La guerre en Syrie semble être arrivée à un tournant. Soutenue par les bombardements russes, l’armée d’Assad, que l’on donnait battue il y a quelques mois, est maintenant en bonne posture pour reprendre Alep, la seconde ville du pays. A la faveur de ce retournement de situation, les milices kurdes reprennent elles-aussi du terrain et avancent vers les territoires occupés par l’État islamique, aux dépens des milices sunnites. Mais les Kurdes, soutenus par les États-Unis, se font maintenant bombarder par la Turquie, qui craint par dessus tout qu’un État kurde voie le jour à ses frontières. Et ce n’est pas la première fois que les « alliés » des occidentaux contre l’État islamique se tirent les uns sur les autres… La population syrienne, elle, se retrouve bombardée de tous les côtés, par l’armée d’Assad, par les avions russes, américains, français, anglais et maintenant saoudiens. Elle n’a d’autre option que de fuir, ce que recherchent probablement Assad et ses alliés russes, afin d’exporter le problème en augmentant le flux de réfugiés.
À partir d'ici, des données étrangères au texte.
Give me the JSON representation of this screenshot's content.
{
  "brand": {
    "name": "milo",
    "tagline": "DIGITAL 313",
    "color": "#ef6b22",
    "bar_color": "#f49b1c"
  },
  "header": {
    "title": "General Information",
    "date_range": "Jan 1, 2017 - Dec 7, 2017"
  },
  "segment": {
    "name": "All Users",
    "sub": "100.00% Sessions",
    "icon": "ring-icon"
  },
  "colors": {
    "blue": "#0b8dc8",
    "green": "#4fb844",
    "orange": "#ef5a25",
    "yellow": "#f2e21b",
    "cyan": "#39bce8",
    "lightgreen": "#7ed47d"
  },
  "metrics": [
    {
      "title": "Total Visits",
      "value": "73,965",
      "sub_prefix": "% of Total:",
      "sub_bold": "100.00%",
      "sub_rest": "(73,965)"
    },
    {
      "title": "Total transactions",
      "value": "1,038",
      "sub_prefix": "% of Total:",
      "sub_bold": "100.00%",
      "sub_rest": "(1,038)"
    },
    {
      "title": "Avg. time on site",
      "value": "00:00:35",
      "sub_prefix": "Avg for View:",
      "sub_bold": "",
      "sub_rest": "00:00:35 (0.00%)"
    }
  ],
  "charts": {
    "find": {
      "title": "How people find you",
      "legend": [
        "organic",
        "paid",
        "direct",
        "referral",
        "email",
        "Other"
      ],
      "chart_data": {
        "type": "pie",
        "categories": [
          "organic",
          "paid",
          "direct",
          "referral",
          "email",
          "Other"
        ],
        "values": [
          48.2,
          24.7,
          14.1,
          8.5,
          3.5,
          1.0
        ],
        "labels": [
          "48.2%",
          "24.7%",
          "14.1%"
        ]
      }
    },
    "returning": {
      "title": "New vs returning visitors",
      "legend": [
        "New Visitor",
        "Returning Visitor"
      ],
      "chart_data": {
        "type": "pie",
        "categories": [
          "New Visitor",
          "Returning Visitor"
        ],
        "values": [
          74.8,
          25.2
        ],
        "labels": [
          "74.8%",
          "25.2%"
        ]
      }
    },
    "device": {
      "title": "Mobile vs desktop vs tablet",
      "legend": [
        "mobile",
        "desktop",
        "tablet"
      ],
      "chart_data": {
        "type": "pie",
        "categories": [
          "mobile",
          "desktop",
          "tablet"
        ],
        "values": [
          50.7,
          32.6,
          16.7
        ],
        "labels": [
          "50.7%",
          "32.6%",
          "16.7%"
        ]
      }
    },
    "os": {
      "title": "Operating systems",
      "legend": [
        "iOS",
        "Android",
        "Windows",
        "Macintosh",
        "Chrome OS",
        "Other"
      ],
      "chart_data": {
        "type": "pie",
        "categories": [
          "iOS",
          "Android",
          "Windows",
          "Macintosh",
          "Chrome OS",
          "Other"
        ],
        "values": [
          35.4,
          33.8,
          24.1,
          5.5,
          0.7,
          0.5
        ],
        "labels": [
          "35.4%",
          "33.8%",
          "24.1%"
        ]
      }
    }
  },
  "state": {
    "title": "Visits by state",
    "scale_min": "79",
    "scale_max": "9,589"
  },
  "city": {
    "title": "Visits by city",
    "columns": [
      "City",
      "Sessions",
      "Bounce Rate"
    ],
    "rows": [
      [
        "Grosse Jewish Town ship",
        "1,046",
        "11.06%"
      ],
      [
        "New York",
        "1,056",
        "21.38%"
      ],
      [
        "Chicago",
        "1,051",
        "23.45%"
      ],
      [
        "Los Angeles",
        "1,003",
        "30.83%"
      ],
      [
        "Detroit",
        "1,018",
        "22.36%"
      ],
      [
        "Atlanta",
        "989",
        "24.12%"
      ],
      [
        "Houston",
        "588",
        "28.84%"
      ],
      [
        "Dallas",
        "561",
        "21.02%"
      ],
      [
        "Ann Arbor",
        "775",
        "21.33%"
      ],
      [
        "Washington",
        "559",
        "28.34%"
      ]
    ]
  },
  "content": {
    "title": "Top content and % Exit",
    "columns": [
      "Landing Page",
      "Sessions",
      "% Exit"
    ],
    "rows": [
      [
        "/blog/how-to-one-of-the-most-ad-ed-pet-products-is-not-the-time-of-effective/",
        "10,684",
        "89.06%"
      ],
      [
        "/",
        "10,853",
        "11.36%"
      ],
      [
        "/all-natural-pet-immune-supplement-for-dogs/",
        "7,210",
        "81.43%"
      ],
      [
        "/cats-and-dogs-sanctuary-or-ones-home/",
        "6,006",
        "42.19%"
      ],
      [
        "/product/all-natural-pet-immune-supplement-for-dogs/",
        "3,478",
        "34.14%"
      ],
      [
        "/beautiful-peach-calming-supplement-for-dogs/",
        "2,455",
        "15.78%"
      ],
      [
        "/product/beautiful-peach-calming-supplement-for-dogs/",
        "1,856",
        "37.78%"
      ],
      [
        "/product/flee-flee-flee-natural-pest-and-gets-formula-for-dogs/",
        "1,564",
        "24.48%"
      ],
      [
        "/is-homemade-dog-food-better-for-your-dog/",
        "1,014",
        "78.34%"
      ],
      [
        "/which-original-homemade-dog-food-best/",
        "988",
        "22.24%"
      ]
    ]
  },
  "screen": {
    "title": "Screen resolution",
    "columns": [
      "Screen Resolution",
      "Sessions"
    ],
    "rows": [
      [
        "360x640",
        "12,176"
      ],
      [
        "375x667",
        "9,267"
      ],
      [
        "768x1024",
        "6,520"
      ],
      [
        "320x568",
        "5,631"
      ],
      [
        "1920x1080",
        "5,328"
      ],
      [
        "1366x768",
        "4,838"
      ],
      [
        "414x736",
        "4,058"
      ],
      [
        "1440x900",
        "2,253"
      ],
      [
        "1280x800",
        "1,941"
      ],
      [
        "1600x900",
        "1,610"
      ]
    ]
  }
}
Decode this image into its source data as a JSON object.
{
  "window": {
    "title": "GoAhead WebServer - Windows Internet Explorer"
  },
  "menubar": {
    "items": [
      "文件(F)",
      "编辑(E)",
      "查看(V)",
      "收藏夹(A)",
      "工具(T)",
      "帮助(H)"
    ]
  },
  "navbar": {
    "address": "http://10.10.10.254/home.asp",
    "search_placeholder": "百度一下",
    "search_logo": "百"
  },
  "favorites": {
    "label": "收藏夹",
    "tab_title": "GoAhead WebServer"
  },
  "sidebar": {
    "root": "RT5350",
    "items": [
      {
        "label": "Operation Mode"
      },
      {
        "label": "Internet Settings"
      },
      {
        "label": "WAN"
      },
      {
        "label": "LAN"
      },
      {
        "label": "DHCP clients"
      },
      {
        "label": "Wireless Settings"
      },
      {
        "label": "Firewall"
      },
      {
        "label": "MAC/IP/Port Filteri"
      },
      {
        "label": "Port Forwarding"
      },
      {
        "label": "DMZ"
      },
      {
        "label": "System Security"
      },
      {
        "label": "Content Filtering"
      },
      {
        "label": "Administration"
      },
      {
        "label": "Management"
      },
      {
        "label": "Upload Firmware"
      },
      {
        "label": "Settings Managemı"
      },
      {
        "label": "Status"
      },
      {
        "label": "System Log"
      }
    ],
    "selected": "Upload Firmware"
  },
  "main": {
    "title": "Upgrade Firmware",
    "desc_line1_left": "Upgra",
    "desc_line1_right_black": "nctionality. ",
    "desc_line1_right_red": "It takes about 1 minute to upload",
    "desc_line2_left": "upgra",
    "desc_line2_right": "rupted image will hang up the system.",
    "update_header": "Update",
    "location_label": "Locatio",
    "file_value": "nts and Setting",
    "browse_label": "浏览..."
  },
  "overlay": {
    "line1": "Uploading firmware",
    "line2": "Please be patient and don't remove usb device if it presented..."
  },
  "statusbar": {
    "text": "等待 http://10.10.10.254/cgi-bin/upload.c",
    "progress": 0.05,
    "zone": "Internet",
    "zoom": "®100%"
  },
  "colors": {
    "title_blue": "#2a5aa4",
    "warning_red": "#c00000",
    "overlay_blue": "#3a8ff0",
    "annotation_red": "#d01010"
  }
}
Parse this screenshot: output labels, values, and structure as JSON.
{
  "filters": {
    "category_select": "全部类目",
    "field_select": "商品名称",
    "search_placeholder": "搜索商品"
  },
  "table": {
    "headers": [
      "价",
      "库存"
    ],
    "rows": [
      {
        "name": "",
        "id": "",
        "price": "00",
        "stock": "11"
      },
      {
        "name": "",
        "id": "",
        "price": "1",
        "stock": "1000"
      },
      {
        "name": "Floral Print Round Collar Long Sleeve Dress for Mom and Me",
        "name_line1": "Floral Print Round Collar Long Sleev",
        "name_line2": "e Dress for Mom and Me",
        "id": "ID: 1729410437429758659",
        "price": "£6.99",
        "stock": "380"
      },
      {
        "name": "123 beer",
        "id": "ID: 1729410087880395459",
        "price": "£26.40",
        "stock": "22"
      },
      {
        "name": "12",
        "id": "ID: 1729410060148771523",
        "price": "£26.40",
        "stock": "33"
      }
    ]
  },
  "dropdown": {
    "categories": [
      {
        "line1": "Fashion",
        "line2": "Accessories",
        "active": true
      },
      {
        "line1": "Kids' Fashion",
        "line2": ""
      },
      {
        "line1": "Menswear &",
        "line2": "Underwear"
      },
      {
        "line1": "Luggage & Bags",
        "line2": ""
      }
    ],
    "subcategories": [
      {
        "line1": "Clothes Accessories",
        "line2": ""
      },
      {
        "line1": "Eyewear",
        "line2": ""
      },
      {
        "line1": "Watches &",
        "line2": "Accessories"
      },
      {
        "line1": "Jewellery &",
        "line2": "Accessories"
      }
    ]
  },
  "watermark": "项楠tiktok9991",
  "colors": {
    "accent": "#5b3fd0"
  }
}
Le silence relatif des États-Unis, en particulier face à l’intervention russe, montre qu’un changement de stratégie est à l’œuvre depuis plusieurs mois.
Lorsque les révoltes du printemps arabe ont touché la Syrie, les pays impérialistes y ont vu une bonne occasion de faire tomber le régime Assad pour le remplacer par un régime à leur botte. De leur côté, les puissances régionales rivales, la Turquie, l’Arabie Saoudite et le Qatar, espéraient que la chute d’Assad leur permettrait d’étendre leur zone d’influence et ont largement soutenu les groupes djihadistes, dont l’État islamique, qui en est sorti renforcé au point que l’on sait aujourd’hui. De son côté, Assad a pu compter sur le soutien de l’Iran, de la Russie et du Hezbollah libanais pour défendre son pouvoir par les armes.
C’est ainsi que la contestation légitime de la dictature d’Assad a été transformée en vraie guerre civile.
Les États-Unis et les pays européens ont attendu que la situation décante, en soutenant l’opposition à Assad, sans pour autant directement intervenir. Cela a affaibli le régime d’Assad, mais cela n’a pas suffi à le faire tomber. Il est probable que les puissances impérialistes ne souhaitaient pas renouveler l’expérience catastrophique de la Lybie où l’élimination de Kadhafi a créé un vide de pouvoir et un chaos qui continue encore aujourd’hui. Et aucun pays occidental n’est prêt à se lancer dans un nouveau bourbier comme en Afghanistan ou en Irak.
La montée en puissance de l’État islamique a changé la donne. Soutenu plus ou moins directement par l’Arabie Saoudite et la Turquie, le groupe avait de gros moyens militaires qui lui ont permis de menacer de prendre le pouvoir dans la région. Les pays impérialistes auraient pu s’en arranger, comme ils se sont arrangés de toutes les dictatures les plus sanglantes, sur tous les continents. Mais Daesh s’est avéré incontrôlable. Après les assassinats mis en scène de façon atroce, et après les attentats qui ont frappé l’Europe, il n’était plus possible pour les puissances étrangères de nouer alliance avec ce groupe.
L’extension du conflit hors des frontières, la menace d’un déséquilibre qui s’étend aux pays voisins, l’exode de réfugiés jusqu’en Europe, tout cela imposait aux États-Unis et à leurs alliés de trouver une manière de sortir de la crise, et il était clair que les bombardements n’allaient pas suffire.
Or, aucun groupe d’opposition à Assad ne s’était montré capable d’être une alternative crédible, incapables qu’ils étaient de surmonter leurs divisions.
Finalement, le régime d’Assad a résisté mieux que prévu et les États-Unis n’ont finalement que lui pour rétablir un semblant d’ordre dans le pays. C’est là que les Russes entrent en scène. Il est évident qu’ils n’ont pas pu intervenir aussi massivement et amener sans encombre autant d’hommes et de matériel sans l’accord des Américains. En remettant Assad en selle, les Russes le positionnent comme la seule option face à l’État islamique ; les États-Unis et les pays européens n’ont plus qu’à protester hypocritement pour masquer leur volte-face.
La guerre n’est pas finie, mais on peut déjà dire qu’elle n’aura rien changé ! Assad-père était déjà le gendarme de la région, faisant régner l’ordre en Syrie comme au Liban. Les dirigeants des pays occidentaux ont tenté de faire tomber le fils, ils n’y sont pas arrivés. Pour eux, ce n’est qu’un coup raté, mais pour la population syrienne, cela a signifié 260 000 morts, des millions de déplacés, de vies et de familles brisées.